Canadian oil producers can effectively ship their crude to foreign countries from U.S. port facilities (if not mixed with U.S. products). During the summer of 2014, as the price differential between the WTI and Brent was at its highest, Canadian oil producers managed to get some crude to countries other than the U.S. (Globe and Mail, Nov. 02, 2104: "Oil sands crude reaching Europe, Asia"). Non-USA exports totalled 29 million barrels that year, which represented around 2.8% of Canadian total oil exports. Of that amount, only around 2.3 million (0.8%) barrels, was "bitumen and blend bitumen", the balance consisted entirely of conventional light (source: NEB's "Estimated Canadian Crude Oil Exports by Type and Destination").
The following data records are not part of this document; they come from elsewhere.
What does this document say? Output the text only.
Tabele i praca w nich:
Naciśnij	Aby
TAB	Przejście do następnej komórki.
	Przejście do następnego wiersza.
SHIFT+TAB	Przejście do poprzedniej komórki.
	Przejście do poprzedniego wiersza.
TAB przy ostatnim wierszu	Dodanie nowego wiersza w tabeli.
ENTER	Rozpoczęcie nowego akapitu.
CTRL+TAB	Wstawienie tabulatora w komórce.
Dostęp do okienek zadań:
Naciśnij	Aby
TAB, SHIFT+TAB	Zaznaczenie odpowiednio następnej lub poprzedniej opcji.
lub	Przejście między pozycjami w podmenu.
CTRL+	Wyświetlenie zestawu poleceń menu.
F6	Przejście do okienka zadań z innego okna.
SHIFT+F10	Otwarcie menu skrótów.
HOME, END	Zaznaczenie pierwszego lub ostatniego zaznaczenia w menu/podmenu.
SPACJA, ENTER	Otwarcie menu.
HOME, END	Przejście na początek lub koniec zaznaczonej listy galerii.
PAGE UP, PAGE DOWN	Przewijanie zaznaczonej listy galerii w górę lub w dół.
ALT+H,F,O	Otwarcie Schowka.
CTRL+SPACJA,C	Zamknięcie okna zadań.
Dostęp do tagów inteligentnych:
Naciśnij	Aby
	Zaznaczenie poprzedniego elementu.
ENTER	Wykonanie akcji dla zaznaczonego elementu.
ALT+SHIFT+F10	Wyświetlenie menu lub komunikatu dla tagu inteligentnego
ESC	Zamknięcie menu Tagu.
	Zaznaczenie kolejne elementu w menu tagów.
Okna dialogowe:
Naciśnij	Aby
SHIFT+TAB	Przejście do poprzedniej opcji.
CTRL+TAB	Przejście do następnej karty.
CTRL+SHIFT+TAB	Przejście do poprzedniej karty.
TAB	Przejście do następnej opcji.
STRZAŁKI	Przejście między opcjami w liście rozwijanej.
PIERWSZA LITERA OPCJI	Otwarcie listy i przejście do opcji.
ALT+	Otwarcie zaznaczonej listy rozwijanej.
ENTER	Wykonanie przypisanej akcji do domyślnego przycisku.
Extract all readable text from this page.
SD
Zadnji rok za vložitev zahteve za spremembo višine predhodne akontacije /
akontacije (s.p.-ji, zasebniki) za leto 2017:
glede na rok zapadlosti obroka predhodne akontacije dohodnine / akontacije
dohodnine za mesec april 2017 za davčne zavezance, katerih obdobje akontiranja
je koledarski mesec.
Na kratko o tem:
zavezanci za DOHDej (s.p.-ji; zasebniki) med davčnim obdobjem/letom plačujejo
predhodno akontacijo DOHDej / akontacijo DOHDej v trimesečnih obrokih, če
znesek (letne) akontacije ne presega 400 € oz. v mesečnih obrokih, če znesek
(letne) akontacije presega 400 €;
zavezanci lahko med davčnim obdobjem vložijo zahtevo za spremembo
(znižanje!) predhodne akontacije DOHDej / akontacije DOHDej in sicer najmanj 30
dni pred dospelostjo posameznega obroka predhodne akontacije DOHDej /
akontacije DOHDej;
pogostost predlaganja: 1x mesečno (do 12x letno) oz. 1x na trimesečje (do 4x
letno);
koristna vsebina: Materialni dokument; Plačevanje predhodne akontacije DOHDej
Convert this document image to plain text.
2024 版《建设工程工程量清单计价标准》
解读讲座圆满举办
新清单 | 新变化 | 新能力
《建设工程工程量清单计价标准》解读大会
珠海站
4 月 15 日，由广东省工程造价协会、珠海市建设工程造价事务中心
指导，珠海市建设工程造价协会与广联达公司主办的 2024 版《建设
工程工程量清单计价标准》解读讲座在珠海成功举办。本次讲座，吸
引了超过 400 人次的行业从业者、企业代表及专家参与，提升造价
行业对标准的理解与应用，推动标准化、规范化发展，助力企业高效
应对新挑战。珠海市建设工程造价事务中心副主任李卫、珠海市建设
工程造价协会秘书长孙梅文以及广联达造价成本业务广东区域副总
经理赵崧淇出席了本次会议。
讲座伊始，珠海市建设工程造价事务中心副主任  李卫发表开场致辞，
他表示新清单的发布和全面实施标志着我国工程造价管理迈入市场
In 2015, Canadian shipments of crude oil to the rest of the world accounted for only 0.8% of total exports, or on average around 25,500 barrels per day.
In the first two months of 2016, exports averaged 3.28 million barrels per day, partly due to marine exports from the Maritimes to the U.S. East Coast. The U.S. Midwest region (PAD II) remains the largest market for Canadian exports, comprising nearly two thirds of total exports in 2015. Deliveries to the U.S. Gulf Coast have more than tripled between 2013 and 2015, enabled by the establishment of major new U.S. felines between the mid-continent and the Gulf Coast (NEB's Market Snapshot, 2016-04-22: Canadian crude oil exports hit record in 2015 led by higher deliveries to the U.S. Gulf Coast").
In December 2015, the U.S. congress lifted its crude oil export ban allowing U.S. oil producers to export their crude to foreign countries other than Canada. As Canadian oil exports to countries other than the U.S. remains low, U.S crude oil exports to foreign countries are up. By 2015, the U.S. was exporting 422,000 b/d to Canada and a total of 26,000 b/d (similar to Canada) to five other countries. In May 2016, U.S. crude oil exports to countries other than Canada reached 354,000 b/d, 46,000 b/d more than crude oil exports to Canada ( U.S. Energy Information Administration, August 16, 2016 : "U.S. crude oil exports are increasing and reaching more destinations").
The future of U.S exports will depend on Mr. Trump policies on energy. We already know that he wants to replace crude oil imports by U.S. oil, displacing imports from other countries which might include Canada. If on the contrary, he allows more U.S. crude to be shipped outside the country, Canadian oil producers will have to face another major competitor on the international market.
In both scenario, Canadian oil producers will face fierce competition from U.S. oil producers which have the full support of the Trump administration. That will probably mean that Canadian oil producers will have to continue selling their crude at a discounted price.